Six Keys to Public Innovation
Lessons I learned from Dubai The Model Centre
The low-hanging fruit of efficiency and improvement have been picked. Deeper changes to the way the public service operates are required to achieve performance excellence in government.
In the past three years I have had the privilege of being part of the Hamdan bin Mohammed Award for Smart Government in Dubai. Each year a group of experts in public innovation and digital government assemble in Dubai to evaluate 30–40 of the government’s service improvement initiatives. Last week DTMC and CityMaker wrapped another innovation cycle.
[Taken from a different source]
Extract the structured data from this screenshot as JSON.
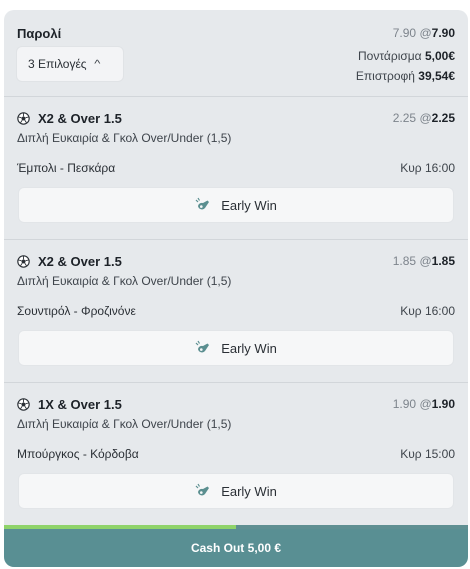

This year my team engaged directly with eleven innovation teams across Dubai Government entities. As with previous years, I am struck by their imagination, sophistication, creativity, dedication, and inspiration. I am reminded of many of my colleagues back in Canada who share many of these same traits.
Imagination
These public servants are capable of imagining how the world could be better, of aligning with the vision of leadership, and not taking the status quo as a given. Imagination is the first key to innovation. If you cannot imagine a better way, then you cannot find a path to get there. The Dubai public service are imaginative in a way that breaks the mould and counters the preconceptions most people have about public servants. They see the future they wish to emerge and they take action to get there; creating value and opening up new possibilities every step of the way.
Sophistication
These public servants are thoughtful in their plans for change. The level of sophistication is impressive. The government entities have demonstrated an understanding of the problems they are trying to solve from many angles, often prioritizing the customer and empathizing with their life journeys, without ignoring the many other elements of the system that would be considered “out of scope” in traditional ways of working. This sophistication has opened up many paths to service improvement and it shows.
Creativity
These public servants are creative in their approaches. They have applied impressive creativity in developing their solutions. This is to say they have been able to break free from legacy patterns of service delivery and try new approaches. The combination of imagination, sophistication and creativity has manifested in multi-pronged solutions that yield unprecedented results and often real step change.
Dedication
The public servants we have engaged with are truly dedicated to their work and to the people they serve. Finding new ways of delivering value is no easy task. The status quo is powerful and can appear as immovable to most. It takes dedication, perseverance, and a strong will to venture into the uncomfortable and unfamiliar land of innovation. The Dubai public servants we engaged with model this dedication, with some taking steps to have legislation changed in order to create space for new ways of working, and others negotiating temporary exemptions in order to explore and validate the effectiveness of their initiatives before initiating legislative change.
Inspirational
They are inspirational. Each year I leave more impressed than the last. While this has sometimes contributed to feeling dissatisfied with elements of public service back home, it also gives me hope. When I talk to colleagues about how innovative the Dubai public service is they often respond by staying “of course, they have larger budgets”. I find great comfort in the fact that most of the initiatives we see do not begin with large injections of money.
Resourcefulness
The examples we have seen do not show that the public service simply throws money at their problems. Resourcefulness, not resources, is why the Dubai public service is so innovative. Imagination, thoughtfulness, creativity and dedication are the key ingredients to Dubai’s success.
How did they get here?
Dubai the Model Centre (DTMC) is the essential enabler to this work. Over the years DTMC has led and accelerated culture change in the government and its entities. DTMC has created space, built capacity, and rewarded the behaviours required for public service transformation. Because of these efforts, the conditions have been set to allow for a more collaborative approach to public service. This was evident in the entities we reviewed; in the number of initiatives that took a holistic view of the customer journey, focusing on collaboration and integration to achieve improved service delivery.